Left ventricular beat to beat performance in atrial fibrillation: dependence on contractility, preload, and afterload

Abstract

Objective: To assess independent determinants of beat to beat variation in left ventricular performance during atrial fibrillation.

Design: Prospective study.

Setting: University hospital.

Patients: Seven patients with chronic non-valvar atrial fibrillation.

Interventions: Invasive and non-invasive haemodynamic variables were assessed using a non-imaging computerised nuclear probe, a balloon tipped flow directed catheter, and a non-invasive fingertip blood pressure measurement system linked to a personal computer.

Main outcome measures: Left ventricular ejection fraction, left ventricular volume, ventricular cycle length, pulmonary capillary wedge pressure, and measures of left ventricular afterload (end systolic pressure/stroke volume) and contractility (end systolic pressure/end systolic volume) were calculated on a beat to beat basis during 500 consecutive RR intervals. A statistical model of the beat to beat variation of the ejection fraction containing these variables was constructed by multiple regression analysis.

Results: Positive independent relations with ejection fraction were found for preceding RR interval, contractility, and end diastolic volume, while inverse relations were found for afterload, preceding end systolic volume, and preceding contractility (all variables, p < 0. 0001). A relatively strong interaction was found between end diastolic volume and afterload, indicating that ejection fraction was relatively more enhanced by preload in the presence of low afterload.

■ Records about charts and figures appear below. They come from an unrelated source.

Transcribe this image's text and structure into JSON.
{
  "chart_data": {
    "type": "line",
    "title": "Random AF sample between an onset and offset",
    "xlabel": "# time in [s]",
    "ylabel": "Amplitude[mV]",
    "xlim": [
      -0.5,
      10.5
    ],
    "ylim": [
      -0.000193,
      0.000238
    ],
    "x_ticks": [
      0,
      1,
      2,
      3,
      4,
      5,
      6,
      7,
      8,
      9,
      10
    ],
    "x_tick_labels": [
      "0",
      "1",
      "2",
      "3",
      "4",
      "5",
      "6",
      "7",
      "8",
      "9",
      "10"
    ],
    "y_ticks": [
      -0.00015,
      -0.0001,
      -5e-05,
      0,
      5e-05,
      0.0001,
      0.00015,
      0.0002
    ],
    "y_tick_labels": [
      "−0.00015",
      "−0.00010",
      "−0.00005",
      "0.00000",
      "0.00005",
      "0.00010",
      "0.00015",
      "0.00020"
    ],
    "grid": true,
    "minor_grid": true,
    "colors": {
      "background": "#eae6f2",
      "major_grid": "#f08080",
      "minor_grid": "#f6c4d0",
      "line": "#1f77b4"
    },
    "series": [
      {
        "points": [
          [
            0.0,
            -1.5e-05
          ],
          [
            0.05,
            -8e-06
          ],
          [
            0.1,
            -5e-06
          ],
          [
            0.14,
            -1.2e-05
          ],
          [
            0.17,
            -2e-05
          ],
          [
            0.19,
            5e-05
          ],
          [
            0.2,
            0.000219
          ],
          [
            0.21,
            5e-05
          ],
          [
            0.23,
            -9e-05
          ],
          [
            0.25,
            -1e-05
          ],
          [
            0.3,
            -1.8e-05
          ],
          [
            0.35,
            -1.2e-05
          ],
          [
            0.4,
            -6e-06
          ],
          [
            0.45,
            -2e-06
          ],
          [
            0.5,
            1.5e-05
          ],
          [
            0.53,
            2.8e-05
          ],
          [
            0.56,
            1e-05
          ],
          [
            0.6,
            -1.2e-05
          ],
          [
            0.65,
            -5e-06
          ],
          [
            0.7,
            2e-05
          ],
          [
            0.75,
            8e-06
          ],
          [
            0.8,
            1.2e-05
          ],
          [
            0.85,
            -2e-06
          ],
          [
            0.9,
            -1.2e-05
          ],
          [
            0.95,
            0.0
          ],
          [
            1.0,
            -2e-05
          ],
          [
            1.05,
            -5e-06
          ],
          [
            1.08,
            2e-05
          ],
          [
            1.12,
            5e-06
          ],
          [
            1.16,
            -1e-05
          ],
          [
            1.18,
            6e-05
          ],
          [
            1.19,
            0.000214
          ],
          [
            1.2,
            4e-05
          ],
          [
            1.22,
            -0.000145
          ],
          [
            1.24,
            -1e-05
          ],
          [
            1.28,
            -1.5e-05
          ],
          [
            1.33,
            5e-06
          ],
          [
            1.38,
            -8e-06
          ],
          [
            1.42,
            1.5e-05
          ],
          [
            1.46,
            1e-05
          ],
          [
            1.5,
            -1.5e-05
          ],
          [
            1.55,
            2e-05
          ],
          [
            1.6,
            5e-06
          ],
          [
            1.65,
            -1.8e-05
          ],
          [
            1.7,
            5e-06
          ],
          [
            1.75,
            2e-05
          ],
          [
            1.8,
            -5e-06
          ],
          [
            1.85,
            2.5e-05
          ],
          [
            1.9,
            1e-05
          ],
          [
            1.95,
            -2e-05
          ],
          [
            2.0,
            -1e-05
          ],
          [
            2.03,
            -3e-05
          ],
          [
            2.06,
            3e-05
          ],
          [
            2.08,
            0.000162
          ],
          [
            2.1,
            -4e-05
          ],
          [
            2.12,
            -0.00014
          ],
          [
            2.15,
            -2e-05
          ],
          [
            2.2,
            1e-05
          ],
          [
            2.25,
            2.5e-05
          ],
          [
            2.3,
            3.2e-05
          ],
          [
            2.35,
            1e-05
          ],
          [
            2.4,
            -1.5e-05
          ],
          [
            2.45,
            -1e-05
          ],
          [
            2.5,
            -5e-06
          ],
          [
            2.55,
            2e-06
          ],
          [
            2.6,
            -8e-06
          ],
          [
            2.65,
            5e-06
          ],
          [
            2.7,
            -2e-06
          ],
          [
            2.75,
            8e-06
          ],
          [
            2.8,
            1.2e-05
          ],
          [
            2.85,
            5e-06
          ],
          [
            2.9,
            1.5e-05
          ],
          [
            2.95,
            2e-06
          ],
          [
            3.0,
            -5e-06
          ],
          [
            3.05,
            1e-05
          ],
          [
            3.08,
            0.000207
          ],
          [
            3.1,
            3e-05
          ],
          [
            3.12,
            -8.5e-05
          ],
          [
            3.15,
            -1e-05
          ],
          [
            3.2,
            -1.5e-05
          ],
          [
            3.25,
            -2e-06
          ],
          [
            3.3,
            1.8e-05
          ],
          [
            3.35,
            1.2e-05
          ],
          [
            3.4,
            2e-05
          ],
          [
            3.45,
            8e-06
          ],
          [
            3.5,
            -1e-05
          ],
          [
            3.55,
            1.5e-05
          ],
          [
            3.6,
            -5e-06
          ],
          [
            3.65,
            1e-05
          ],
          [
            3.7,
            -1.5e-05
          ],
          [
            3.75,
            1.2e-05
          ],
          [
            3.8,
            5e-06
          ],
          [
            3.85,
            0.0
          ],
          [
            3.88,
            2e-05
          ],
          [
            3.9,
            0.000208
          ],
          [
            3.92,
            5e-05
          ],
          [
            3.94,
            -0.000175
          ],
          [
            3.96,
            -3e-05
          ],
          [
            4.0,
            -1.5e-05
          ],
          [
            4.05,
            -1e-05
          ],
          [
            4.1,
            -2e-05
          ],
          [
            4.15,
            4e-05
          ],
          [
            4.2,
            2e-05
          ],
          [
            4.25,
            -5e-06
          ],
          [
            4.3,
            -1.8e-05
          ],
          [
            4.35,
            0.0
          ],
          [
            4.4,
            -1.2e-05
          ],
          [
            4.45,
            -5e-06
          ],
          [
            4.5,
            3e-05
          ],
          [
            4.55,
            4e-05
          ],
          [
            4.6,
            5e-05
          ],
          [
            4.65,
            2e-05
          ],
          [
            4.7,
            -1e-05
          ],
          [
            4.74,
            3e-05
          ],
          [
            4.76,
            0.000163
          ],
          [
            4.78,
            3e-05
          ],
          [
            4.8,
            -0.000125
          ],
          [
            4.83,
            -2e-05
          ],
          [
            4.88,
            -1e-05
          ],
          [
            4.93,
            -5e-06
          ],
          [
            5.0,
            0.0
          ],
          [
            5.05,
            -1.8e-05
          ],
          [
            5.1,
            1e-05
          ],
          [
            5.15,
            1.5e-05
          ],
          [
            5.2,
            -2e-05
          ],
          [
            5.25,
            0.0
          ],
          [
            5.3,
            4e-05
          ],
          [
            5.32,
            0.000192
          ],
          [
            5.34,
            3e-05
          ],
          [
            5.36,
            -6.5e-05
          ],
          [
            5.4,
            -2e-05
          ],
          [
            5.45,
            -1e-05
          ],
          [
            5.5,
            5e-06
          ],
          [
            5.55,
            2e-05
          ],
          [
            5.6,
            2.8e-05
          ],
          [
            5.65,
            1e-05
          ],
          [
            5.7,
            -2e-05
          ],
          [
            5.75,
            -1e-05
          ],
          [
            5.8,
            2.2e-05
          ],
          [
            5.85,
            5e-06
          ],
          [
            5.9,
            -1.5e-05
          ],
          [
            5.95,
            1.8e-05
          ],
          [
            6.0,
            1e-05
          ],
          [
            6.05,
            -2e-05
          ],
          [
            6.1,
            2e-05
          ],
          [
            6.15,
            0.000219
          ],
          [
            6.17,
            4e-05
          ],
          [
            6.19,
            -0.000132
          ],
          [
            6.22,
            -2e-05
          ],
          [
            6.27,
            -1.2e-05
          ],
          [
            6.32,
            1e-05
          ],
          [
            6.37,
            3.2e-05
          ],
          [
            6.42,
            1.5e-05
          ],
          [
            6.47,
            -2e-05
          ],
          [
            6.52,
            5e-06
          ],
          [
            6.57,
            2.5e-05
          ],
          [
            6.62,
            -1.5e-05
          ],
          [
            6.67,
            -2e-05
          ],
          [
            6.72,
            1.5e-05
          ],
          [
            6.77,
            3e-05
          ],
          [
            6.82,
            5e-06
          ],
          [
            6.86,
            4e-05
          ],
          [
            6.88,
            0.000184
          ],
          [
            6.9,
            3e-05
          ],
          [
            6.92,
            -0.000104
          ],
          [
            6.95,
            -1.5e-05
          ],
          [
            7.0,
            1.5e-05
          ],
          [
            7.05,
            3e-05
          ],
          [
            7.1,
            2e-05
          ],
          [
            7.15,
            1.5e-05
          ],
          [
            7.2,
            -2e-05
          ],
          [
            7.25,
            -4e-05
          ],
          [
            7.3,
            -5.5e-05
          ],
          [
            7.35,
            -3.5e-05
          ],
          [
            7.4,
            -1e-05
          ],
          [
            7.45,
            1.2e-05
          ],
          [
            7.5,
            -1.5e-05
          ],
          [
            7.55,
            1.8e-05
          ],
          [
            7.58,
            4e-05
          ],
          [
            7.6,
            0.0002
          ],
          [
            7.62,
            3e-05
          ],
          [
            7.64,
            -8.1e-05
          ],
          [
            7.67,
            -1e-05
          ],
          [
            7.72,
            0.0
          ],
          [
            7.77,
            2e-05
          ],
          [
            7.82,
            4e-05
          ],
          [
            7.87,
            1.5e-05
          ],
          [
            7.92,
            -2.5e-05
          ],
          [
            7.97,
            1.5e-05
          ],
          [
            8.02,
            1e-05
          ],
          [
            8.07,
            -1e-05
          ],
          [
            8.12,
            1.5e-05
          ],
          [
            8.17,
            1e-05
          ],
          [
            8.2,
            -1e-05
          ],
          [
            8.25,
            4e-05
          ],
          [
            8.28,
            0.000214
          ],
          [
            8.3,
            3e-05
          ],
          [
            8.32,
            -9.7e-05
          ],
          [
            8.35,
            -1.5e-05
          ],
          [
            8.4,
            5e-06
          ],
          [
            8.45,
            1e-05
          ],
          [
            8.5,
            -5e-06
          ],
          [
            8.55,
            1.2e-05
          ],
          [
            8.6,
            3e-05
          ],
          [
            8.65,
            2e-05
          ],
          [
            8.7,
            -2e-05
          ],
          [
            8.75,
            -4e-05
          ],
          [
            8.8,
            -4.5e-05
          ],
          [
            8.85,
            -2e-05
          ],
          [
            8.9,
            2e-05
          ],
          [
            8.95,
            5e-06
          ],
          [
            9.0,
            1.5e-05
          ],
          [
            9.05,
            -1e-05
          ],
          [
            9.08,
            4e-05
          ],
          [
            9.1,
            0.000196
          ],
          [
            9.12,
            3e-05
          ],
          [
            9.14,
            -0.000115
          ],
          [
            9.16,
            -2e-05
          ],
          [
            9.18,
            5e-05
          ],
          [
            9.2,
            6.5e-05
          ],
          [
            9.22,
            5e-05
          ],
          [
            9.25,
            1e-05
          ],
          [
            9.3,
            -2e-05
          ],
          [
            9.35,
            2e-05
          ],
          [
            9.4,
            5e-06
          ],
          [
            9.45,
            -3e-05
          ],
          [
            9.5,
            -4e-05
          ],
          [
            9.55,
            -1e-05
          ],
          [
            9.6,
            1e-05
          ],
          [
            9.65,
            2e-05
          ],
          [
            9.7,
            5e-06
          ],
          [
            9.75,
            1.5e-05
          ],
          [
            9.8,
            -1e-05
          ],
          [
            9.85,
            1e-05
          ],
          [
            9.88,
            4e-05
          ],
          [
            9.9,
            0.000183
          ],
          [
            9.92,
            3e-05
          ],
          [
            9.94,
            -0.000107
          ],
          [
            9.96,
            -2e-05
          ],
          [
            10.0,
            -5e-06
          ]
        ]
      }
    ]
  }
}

Conclusions: The varying left ventricular systolic performance during atrial fibrillation is independently influenced by beat to beat variation in cycle length, preload, afterload, and contractility. Beat to beat variation in preload shows its effect on ventricular performance mainly in the presence of a low afterload.

Figure 1

Schematic drawing showing the relation between the QRS complex on the ECG, the definition of the index interval, preceding and pre-preceding interval (pRR and ppRR, respectively), and the timing of the volume and pressure measurements. During the index interval, EDV (end diastolic volume), ESP (end systolic pressure), and ESV (end systolic volume) were measured. During the preceding interval, pEDV, pESP, and pESV (indicating preceding EDV, ESP, and ESV, respectively), and during the pre-preceding interval ppEDV, ppESP, and ppESV (indicating pre-preceding EDV, ESP, and ESV, respectively) were measured.

Figure 2

Positive relation between preceding RR interval and left ventricular (LV) ejection fraction in one of the patients. There is a curvilinear relation with ejection fraction, remaining rather constant at long RR intervals.

Figure 3

Positive relation between left ventricular (LV) end diastolic volume and LV ejection fraction in the same patient as in fig 2.

Figure 4

Example of the positive relation between left ventricular (LV) contractility of the index cycle (ESP/ESV indicates the ratio of end systolic pressure and end systolic volume) and LV ejection fraction in the same patient as in fig 2.

Figure 5

Example of the negative relation between left ventricular (LV) afterload of the index cycle (ESP/SV indicates the ratio of end systolic pressure and stroke volume) and LV ejection fraction.

Figure 6

Effect of the interaction between left ventricular (LV) afterload (ESP/SV indicates the ratio of end systolic pressure and stroke volume) and LV end diastolic volume (EDV) on LV ejection fraction. The curves are based on the multiple regression model. All other variables were fixed on their mean value. With rising afterload, ejection fraction decreases. The interaction shows that with low afterload, the effect of end diastolic volume on the ejection fraction is relatively large, whereas with high afterload the ejection fraction was relatively less influenced by end diastolic volume.